4. 2022-08-11: Changed the model of na-arc-3's vnet5 interface on naasc-vs-3 from rtl8139 to virtio to match all the other na-arc-* nodes. Performance was still poor.
5. 2022-08-11: Changed the MTU of na-arc-3 eth0 to 1500. This is different than all the other na-arc-* nodes but it was either that or change the p5p1.120 and br97 on naasc-vs-3 from 9000 to 1500 which my have impacted other VM guests on that host. Performance was now reasonable. 7Gb/s. I was expecting about 9Gb/s but perhaps the 1500 MTU is affecting performance.
6. 2022-08-11: Joined na-arc-3 to the swarm and started services (sbooth)
Launch services on production swarm (sbooth)
1. 2022-08-11: Joined na-arc-3 to the swarm and started services (sbooth)
Test the production docker swarm with a test web interface. (lsharp)
1. 2022-08-12: http://almaportal.cv.nrao.edu/
2. 2022-08-12 krowe: rant tcpdump on all five na-arc-{1..5} nodes tcpdump dst almaportal and then downloaded a datafile wget --no-check-certificate https://almaportal.cv.nrao.edu/dataPortal/2013.1.00226.S_uid___A001_X122_X1f1_001_of_001.tar and with each execution of the wget, I could see the nex na-arc host report the traffic. This is because the web proxy on almaportal will select the next na-arc node via round-robin. All five nodes were providing about 6KB/s speeds to cvpost-master.
3. 2022-08-12 krowe: I did iperf tests from host to host in the entire chain (nangas14 -> na-arc-{1..5} -> almaportal -> cvpost-master) and each step the performance was at least 900Mb/s yet downloading with wget was about 0.06Mb/s.
Ask other ARC if they use MTU 9000 on 10Gb. (krowe)
1. JAO uses MTU of 1500
2. ESO uses two VM hosts running VMware with 10Gb/s and MTU of 1500
2022-08-17 krowe: Changed eth0 on na-arc-5 from qdisc pfifo_fast to qdisc fq_codel to match all the other na-arc and natest-arc nodes. This seemed to have no affect on performance.
- tc qdisc replace dev eth0 root fq_codel
2022-08-25 krowe: Tracy cahnged the following sysctl options on na-arc-5 to match the other VM Hosts. Sadly it seems to have had no effect on wget performance. na-arc-1, na-arc-2, na-arc-4 are 32KB/s while na-arc-3 and na-arc-5 are 45MB/s.
- net.ipv4.conf.all.accept_redirects = 0
- net.ipv4.conf.all.forwarding = 1

People (not necessarily team members)

K. Scott Rowe - Tiger Team Lead
CJ Allen - sysadmin
Tom Booth - programmer
Liz Sharp - sysadmin
Brian Mason - DRM Scientist
Zhon Butcher - sysadmin
Tracy Halstead - sysadmin
Alvaro Aguirre - ALMA software
Pat Murphy - CIS lead
Rachel Rosen - previous ICT lead
Laura Jenson - current ICT lead
Catherine Vlahakis - Scientist

Communcation lines

asg@listmgr.nrao.edu email list run by rrosen (Sadly, no archives are kept)
Mattermost NAASC Systems - Mostly used by NAASC sysadmins

Answers

Why does iperf show 10Gb/s between na-arc-5 and na-arc-[1,2,4]? How is this possible if the default interface on the respective VM Hosts is 1Gb/s?
- ANSWER: The vnets for the VM guests are tied to the 10Gb/s NICs on the VM hosts not the 1Gb/s NICs.
Why do natest-arc-{1..3} have 9 veth* interfaces in ip addr show while na-arc-{1..5} don't have any veth* interfaces?
- Each container creates a veth* interface.

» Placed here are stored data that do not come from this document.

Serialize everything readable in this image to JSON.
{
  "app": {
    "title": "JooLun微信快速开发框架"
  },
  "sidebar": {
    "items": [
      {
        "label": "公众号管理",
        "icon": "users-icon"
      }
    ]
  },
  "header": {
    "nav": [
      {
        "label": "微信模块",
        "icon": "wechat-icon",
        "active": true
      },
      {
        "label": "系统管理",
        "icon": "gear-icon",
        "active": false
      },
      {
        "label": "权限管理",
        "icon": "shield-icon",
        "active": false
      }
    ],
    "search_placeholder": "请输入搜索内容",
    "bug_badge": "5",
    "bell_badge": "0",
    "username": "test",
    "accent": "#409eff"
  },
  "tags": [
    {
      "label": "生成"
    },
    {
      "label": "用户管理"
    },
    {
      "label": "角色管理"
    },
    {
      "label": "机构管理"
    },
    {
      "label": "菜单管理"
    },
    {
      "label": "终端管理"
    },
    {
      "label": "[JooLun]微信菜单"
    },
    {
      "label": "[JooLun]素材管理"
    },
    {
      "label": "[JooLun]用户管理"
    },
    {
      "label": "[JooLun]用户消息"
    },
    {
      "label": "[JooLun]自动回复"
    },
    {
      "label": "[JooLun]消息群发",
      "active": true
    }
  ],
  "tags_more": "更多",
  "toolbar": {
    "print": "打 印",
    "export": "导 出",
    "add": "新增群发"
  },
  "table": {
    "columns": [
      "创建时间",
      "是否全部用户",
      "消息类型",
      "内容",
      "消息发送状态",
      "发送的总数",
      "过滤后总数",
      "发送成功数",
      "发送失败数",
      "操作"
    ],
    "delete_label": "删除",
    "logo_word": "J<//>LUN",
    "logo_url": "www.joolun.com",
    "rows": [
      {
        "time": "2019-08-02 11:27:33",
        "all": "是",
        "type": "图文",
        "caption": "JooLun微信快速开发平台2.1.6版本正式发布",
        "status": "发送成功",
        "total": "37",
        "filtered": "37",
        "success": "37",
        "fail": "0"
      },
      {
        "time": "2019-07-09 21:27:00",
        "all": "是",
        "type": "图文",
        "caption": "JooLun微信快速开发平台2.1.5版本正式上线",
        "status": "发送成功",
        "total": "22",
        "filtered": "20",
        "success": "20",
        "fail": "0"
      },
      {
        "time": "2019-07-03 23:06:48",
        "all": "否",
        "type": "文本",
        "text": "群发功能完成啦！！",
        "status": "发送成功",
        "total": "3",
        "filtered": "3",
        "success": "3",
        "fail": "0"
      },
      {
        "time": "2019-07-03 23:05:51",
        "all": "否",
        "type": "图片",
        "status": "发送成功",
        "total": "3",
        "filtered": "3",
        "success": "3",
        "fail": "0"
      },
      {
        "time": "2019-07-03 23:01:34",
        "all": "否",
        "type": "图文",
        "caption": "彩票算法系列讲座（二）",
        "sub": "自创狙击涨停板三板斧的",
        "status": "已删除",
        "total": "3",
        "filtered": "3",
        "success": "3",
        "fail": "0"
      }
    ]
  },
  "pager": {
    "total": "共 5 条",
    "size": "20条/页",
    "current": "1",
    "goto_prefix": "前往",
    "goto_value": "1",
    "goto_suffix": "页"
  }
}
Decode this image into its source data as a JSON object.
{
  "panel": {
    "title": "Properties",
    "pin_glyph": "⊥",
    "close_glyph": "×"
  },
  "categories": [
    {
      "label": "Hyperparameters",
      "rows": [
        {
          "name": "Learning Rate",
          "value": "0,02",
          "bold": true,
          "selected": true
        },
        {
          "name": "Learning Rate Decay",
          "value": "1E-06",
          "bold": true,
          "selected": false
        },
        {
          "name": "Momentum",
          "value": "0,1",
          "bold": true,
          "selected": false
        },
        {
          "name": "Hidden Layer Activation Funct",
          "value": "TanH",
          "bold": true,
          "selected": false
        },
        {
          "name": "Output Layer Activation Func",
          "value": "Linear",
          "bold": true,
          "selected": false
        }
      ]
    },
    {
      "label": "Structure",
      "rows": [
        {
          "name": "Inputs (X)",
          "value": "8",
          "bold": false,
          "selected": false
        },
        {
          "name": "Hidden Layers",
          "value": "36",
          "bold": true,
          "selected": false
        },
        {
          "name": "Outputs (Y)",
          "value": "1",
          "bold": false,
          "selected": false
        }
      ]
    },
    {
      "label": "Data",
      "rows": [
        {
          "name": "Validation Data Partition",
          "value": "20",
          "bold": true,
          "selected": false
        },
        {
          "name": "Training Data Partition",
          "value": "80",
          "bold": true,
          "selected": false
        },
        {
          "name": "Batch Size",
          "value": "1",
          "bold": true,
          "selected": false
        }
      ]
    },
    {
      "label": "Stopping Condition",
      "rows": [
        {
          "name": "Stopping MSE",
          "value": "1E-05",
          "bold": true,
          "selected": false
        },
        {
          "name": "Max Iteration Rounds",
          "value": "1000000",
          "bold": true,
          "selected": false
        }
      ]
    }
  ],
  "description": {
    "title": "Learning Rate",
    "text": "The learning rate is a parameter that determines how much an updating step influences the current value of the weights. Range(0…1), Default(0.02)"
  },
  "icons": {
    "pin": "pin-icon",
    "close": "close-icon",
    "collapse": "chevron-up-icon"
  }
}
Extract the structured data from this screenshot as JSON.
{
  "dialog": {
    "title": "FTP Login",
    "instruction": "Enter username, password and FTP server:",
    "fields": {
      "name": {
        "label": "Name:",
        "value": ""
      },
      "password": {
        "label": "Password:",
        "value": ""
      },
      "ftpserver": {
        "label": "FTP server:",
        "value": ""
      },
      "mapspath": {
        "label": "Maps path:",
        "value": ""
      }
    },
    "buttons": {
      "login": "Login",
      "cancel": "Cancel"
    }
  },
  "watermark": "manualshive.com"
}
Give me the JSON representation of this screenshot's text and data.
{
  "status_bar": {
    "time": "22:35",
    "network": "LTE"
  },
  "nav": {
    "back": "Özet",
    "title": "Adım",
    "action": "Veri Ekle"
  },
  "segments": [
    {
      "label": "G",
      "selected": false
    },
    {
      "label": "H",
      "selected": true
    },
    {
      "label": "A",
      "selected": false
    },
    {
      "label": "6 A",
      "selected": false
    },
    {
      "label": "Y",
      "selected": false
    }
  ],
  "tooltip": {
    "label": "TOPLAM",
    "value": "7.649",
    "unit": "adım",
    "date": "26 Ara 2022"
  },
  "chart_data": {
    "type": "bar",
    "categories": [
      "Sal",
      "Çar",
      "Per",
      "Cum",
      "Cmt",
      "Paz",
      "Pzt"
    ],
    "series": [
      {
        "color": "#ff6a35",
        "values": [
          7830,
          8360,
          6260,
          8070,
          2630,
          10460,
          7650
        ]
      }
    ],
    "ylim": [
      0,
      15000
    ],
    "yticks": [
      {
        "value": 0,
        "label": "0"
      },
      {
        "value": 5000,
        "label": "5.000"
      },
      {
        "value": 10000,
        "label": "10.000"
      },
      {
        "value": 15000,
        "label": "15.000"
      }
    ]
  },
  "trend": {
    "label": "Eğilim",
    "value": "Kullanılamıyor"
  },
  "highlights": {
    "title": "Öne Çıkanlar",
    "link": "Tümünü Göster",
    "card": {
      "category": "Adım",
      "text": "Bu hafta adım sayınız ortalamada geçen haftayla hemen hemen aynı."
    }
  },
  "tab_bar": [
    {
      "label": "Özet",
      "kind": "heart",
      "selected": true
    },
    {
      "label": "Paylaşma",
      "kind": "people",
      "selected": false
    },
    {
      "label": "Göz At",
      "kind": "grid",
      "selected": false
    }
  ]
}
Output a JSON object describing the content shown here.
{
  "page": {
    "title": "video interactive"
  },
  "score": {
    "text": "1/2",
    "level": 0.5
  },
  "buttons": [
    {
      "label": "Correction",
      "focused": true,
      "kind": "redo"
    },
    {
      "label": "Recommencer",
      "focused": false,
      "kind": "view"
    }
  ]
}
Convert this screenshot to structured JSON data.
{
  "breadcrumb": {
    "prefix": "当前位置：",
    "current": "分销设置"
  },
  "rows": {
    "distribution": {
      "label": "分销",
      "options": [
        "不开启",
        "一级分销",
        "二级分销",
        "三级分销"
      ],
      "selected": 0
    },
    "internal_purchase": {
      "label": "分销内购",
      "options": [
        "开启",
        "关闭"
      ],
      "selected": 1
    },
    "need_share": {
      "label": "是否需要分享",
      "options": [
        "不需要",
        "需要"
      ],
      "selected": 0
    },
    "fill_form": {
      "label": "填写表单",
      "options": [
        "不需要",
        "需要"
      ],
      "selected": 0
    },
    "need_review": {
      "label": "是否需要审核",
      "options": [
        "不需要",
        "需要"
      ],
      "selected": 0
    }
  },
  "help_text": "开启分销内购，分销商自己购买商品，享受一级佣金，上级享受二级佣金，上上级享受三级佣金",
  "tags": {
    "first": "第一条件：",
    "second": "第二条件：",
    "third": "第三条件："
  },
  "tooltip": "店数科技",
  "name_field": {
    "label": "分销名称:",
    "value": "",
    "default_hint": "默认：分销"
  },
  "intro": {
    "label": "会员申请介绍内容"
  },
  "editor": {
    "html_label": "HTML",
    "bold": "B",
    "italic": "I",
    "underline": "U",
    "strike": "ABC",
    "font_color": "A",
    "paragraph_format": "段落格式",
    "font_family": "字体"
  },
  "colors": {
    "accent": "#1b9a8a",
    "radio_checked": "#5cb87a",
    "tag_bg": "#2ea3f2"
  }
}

Why does na-arc-3 have such poor network performance to the other na-arc nodes?

ping na-arc-[1,2,4,5] with anything larger than -s 1490 drops all packets
iperf tests show 10Gb/s between the VM host of na-arc-3 (naasc-vs-3 p5p1.120) and the VM host of na-arc-5 (naasc-vs-5 p2p1.120). So it isn't a bad card in either of the VM hosts.
iptables on na-arc-3 looks different than iptables on na-arc-[2,3,5]. na-arc-1 also looks a bit different.
docker_gwbridge interface on na-arc-[1,2,4,5] shows NO_CARRIER but not on na-arc-3.
na-arc-3 has a veth10fd1da@if37 interface. None of the other na-arc-* nodes have a veth interface.